NSA Infiltrates Online Gaming

World of Warcraft: the NSA described games communities as a ‘target-rich network’ where potential terrorists could ‘hide in plain sight’.
To the National Security Agency analyst writing a briefing to his superiors, the situation was clear: their current surveillance efforts were lacking something. The agency’s impressive arsenal of cable taps and sophisticated hacking attacks was not enough. What it really needed was a horde of undercover Orcs.

That vision of spycraft sparked a concerted drive by the NSA and its UK sister agency GCHQ to infiltrate the massive communities playing online games, according to secret documents disclosed by whistleblower Edward Snowden.

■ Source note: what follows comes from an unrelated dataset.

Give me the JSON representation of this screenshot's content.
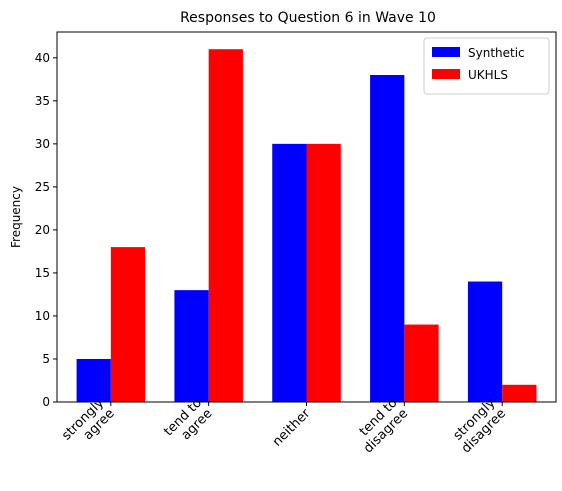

The files were obtained by the Guardian and are being published on Monday in partnership with the New York Times and ProPublica.

The agencies, the documents show, have built mass-collection capabilities against the Xbox Live console network, which has more than 48 million players. Real-life agents have been deployed into virtual realms, from those Orc hordes in World of Warcraft to the human avatars of Second Life. There were attempts, too, to recruit potential informants from the games’ tech-friendly users.

While I’m not surprised, I kind of feel sorry for the spies who had to work the Second Life beat.

“Find anything today?” 

“Nah, it was just raining dicks all day.”